Greene was also the writer for one of the two splendid but less familiar films in the series, 1947’s “Brighton Rock,” which shares opening night billing with “The Third Man.”

Those who think of Richard Attenborough as the revered director of “Gandhi” will be shocked to see him here in a compelling performance as the implacable, psychotic Pinkie, an all-sinister-all-the-time teenage gang leader based in the seaside vacation town of Brighton who’s given to the worst kind of ruthless behavior.

When an associate who betrayed him comes back to town, Pinkie is compelled to try to rub him out, but circumstances make that difficult for a man saddled with inept accomplices. Complicating things still further is sweet waitress Rose (Carol Marsh, selected from 2,000 who auditioned for the part). When Rose boasts that she “never forgets a face,” she puts her life in a collision course with the young thug.

As much a star as Attenborough is Brighton’s seedy ambience, put to excellent use. Shot on location by cinematographer Harry Waxman, who expertly employed natural light, the film all but glistens in this restored 35 mm print, capturing the “dark alleyways and festering slums” that hide behind the holiday seaside atmosphere.

Directed by John Boulting, “Brighton Rock” also has a strong Catholic context, not surprising given Greene’s religious passions.

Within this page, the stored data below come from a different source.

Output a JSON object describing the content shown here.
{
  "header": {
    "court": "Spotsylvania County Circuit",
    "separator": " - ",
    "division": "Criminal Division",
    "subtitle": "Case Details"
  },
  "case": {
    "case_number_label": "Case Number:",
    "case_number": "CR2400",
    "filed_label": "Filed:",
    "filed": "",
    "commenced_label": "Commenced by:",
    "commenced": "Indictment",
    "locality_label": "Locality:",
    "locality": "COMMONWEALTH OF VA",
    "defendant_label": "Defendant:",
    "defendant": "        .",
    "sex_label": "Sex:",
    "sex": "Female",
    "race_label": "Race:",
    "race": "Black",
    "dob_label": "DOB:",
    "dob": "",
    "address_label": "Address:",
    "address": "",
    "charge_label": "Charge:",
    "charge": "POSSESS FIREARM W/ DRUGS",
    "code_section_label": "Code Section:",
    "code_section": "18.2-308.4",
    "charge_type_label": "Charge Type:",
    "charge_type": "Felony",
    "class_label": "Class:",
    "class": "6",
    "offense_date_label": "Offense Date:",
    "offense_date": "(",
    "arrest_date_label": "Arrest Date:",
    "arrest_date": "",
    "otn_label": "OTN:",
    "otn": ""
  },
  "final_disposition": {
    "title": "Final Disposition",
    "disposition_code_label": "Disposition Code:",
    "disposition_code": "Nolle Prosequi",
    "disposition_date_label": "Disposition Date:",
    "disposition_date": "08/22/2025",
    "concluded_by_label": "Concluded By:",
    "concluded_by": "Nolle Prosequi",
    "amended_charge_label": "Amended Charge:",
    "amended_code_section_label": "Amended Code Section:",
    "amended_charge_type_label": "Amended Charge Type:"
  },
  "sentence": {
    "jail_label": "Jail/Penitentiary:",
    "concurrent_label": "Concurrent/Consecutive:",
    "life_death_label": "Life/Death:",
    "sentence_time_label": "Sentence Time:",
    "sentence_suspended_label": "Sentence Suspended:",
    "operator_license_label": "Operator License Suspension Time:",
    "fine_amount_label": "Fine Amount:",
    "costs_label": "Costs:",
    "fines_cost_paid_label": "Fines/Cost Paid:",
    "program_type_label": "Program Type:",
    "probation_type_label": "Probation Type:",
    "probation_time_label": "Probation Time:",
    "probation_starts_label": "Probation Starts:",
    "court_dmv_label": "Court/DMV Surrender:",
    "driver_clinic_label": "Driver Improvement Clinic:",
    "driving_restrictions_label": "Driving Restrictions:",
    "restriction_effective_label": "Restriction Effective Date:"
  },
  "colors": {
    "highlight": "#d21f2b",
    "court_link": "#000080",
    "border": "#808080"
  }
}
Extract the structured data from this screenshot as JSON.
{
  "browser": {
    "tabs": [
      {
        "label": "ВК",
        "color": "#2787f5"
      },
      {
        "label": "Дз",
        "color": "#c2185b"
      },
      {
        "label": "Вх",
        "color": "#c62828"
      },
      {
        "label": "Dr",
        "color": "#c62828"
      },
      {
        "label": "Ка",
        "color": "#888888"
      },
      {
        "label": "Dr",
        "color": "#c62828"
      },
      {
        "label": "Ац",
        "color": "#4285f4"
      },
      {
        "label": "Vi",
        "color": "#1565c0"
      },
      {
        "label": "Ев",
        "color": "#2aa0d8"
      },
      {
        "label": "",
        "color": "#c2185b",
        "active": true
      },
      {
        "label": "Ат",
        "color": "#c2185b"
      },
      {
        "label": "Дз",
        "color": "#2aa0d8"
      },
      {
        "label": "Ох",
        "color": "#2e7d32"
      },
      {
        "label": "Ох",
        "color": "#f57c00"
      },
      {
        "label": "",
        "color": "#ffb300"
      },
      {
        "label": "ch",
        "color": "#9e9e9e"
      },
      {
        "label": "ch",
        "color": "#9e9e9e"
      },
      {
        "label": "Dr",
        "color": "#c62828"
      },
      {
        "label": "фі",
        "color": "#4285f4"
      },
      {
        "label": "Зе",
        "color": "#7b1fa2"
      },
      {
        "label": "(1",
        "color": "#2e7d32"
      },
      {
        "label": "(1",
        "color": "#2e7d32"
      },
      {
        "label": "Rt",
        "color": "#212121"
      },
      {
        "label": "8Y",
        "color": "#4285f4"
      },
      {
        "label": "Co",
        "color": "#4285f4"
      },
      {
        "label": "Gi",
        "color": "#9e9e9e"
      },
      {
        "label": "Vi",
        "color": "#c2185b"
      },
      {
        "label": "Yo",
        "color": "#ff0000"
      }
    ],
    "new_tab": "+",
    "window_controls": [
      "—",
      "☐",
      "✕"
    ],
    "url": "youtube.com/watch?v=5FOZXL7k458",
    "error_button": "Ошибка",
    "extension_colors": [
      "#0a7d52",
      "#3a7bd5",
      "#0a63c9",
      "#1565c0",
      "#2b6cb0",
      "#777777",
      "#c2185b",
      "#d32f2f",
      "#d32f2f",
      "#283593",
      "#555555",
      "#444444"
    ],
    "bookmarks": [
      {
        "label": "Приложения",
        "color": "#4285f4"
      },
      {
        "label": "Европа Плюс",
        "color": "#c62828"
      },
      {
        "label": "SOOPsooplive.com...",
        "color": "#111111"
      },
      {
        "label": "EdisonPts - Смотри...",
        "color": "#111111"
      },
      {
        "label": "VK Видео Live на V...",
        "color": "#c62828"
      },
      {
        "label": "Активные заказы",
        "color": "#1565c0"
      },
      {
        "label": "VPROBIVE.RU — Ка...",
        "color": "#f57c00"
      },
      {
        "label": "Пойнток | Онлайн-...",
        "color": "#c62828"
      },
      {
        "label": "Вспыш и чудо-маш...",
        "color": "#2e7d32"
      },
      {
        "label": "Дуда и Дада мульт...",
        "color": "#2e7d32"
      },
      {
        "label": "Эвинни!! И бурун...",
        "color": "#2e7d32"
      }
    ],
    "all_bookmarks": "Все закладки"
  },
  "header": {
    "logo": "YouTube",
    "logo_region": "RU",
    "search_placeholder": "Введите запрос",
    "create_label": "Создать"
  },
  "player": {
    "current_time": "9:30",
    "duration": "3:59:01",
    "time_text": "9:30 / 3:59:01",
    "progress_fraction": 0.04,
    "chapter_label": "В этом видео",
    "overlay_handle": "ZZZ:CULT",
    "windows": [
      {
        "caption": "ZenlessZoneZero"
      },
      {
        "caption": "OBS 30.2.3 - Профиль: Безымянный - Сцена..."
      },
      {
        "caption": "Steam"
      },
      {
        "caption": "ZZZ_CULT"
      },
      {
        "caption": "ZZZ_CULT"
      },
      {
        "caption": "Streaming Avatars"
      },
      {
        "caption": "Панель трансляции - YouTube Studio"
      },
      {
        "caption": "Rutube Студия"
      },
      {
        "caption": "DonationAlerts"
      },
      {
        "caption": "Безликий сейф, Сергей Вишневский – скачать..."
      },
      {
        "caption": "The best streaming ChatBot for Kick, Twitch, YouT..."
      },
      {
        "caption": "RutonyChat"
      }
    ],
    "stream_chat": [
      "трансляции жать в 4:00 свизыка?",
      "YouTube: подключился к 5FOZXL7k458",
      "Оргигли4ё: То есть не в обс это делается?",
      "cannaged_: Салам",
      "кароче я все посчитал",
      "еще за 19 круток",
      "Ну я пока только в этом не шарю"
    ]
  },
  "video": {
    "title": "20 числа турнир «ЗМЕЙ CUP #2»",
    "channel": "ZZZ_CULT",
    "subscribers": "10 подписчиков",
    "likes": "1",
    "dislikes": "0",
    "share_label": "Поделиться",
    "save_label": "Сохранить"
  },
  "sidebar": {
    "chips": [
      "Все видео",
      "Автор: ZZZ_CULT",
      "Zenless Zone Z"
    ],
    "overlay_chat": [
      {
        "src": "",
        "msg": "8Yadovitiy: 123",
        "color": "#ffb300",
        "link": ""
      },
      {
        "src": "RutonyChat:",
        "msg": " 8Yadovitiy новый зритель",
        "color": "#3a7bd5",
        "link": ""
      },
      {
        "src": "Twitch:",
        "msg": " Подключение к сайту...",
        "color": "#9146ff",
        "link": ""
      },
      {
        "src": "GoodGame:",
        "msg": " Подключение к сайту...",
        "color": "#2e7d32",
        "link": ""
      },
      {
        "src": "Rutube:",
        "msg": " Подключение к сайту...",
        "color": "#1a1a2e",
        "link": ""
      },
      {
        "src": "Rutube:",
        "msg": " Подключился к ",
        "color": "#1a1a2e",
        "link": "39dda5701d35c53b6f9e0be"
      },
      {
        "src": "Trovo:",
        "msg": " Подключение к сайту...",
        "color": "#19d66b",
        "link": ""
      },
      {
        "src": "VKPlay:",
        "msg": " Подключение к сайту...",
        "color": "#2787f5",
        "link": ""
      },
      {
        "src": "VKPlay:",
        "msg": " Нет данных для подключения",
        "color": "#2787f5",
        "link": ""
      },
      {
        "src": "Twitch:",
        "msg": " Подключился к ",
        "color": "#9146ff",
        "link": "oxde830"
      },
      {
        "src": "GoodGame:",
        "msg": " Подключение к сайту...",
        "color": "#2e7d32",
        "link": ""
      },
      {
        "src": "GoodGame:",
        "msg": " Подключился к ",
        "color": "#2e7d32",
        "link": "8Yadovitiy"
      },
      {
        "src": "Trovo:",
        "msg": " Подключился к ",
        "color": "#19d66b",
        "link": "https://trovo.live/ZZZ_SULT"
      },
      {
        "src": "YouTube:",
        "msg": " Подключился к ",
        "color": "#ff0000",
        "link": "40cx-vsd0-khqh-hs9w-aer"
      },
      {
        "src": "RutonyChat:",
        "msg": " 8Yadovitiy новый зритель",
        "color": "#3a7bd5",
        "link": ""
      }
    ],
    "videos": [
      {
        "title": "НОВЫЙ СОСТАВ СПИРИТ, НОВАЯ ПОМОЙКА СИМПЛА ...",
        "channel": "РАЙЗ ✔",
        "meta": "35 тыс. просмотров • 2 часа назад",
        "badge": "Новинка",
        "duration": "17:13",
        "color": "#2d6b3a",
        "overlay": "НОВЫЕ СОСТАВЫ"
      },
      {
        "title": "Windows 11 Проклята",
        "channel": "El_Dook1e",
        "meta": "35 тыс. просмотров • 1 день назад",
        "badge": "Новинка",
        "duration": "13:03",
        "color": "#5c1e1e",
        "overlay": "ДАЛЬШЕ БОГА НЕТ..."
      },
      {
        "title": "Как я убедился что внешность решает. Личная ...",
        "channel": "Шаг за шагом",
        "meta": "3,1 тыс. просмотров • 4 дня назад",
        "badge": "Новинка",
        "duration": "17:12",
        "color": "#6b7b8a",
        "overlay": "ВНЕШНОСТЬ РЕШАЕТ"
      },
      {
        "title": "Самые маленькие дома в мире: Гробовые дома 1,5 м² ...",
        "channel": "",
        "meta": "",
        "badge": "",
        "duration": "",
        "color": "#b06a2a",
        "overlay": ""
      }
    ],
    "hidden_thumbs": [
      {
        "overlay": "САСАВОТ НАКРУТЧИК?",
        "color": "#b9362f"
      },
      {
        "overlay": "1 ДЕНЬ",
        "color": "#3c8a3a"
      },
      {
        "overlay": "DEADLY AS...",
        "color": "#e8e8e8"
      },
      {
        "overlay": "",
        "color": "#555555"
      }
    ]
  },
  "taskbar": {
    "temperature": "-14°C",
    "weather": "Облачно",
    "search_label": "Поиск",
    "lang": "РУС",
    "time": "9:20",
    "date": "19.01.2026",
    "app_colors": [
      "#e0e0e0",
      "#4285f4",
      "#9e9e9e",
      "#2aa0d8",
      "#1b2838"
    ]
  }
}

Pinkie not only believes in hell’s torments, he lives them, and the movie’s theme is best expressed by the line near the end that references “the appalling strangeness of the mercy of God.” Greene himself was pleased with the final version, writing to Boulting, “this is the first time I have seen one of my own books on the screen with any real pleasure.”

Even less known and in some ways more interesting is the despairingly titled “It Always Rains on Sunday,” another 1947 film directed by Robert Hamer.

Though it has noir elements, “It Always Rains” expands from that base to become a fatalistic look at intersecting lives in a very particular community, the Bethnal Green area of London’s then-Jewish East End. It’s a film about the overlap of public and private lives, about what happens when something exposes the gap between who we are and who we pretend to be.

At the center of the film is Googie Withers as a woman in a loveless marriage that includes two grown stepdaughters. Into her life comes John McCallum’s escaped convict, an old flame on the run. Also complicating things are the romantic difficulties of those stepdaughters and the problems of others in this simultaneously suffocating and supportive neighborhood.

If Brighton Rock is all about Catholicism, this film is indisputably Jewish. Yiddish is sprinkled throughout the dialogue.

Though embraced by French writers such as critic/director Bertrand Tavernier, who called it “a brilliantly written choral work,” like many of the Brit noir films, “It Always Rains” was rejected by the British establishment. The movie, however, has survived.